Im dritten Fall soll ein Polizist im November 2018 versucht haben, ein Strafverfahren gegen seinen eigenen Sohn zu verhindern. Dessen 16-jährige Ex-Freundin hatte Anzeige erstattet, weil der Sohn angeblich sie und ihren Vater bedrohte, nachdem sie mit dem Jungen Schluss gemacht hatte. Müller zufolge besorgte sich der Beamte ihre Kontaktdaten und drängte sie per WhatsApp "in bedrohlicher Form" und "mit dem Hinweis auf seine Dienststellung" dazu, die Anzeige zurückzuziehen.

Die Generalstaatsanwaltschaft stellt den Fall nun jedoch in zentralen Punkten anders dar: Demnach ist unklar, wie genau der Polizist von der Strafanzeige erfahren habe; möglicherweise habe sein Sohn selbst ihm dies berichtet. Zudem finde sich im Chatverlauf des Polizisten mit der Jugendlichen "weder ein Hinweis auf dessen Dienststellung noch ein nötigender oder sonst strafrechtlich relevanter Inhalt".

"Insbesondere enthalten die Nachrichten keine Bemerkungen oder Aussagen, die auf eine etwa beabsichtigte Verhinderung der Verfolgung seines Sohnes wegen einer Straftat hinweisen würden", heißt es in einer Mitteilung der Staatsanwälte. Ermittler Fiedler sagt: "Ich kann den Vorwurf, der dem Beamten da gemacht wurde, so nicht nachvollziehen." Es sei daher richtig gewesen, die strafrechtlichen Ermittlungen einzustellen. Das Verfahren des Datenschutzbeauftragten läuft noch.
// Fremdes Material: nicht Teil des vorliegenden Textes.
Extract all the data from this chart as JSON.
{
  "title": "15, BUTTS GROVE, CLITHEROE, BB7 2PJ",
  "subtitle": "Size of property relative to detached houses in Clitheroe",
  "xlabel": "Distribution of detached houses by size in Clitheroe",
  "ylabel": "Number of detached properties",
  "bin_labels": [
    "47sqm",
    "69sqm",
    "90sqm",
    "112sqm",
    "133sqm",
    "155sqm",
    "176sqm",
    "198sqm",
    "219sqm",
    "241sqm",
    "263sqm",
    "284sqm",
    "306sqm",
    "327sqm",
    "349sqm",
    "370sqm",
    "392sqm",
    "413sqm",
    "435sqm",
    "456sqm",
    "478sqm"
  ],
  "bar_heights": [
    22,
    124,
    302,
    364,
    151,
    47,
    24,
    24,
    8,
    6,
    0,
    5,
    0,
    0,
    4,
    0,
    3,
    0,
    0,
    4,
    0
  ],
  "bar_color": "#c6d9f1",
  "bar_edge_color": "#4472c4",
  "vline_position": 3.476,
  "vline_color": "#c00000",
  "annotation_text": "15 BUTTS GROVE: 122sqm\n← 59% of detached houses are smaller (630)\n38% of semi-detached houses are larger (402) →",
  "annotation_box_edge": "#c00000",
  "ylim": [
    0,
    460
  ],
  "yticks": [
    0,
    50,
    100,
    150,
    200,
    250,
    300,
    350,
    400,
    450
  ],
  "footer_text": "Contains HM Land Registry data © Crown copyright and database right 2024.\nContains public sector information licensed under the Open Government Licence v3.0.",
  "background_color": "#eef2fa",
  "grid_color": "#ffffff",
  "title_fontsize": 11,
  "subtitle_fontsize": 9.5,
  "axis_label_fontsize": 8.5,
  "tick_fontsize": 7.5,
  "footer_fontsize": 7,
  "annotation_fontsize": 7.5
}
Abgehakt sind die Vorgänge damit jedoch nicht: Die Angelegenheit beschäftigt ebenso wie die Affäre um Kontakte von mecklenburgischen Beamten in rechtsextreme Prepper-Kreise längst auch die Politik. "Die Reihe von Vorkommnissen in der Landespolizei bedarf öffentlicher Aufklärung, auch um einen Generalverdacht gegenüber der Landespolizei nicht verfestigen zu lassen", sagte der parlamentarische Geschäftsführer der Linken im Landtag, Peter Ritter. Seine Fraktion werde einen Dringlichkeitsantrag für eine Aussprache  zu den Skandalen vorlegen.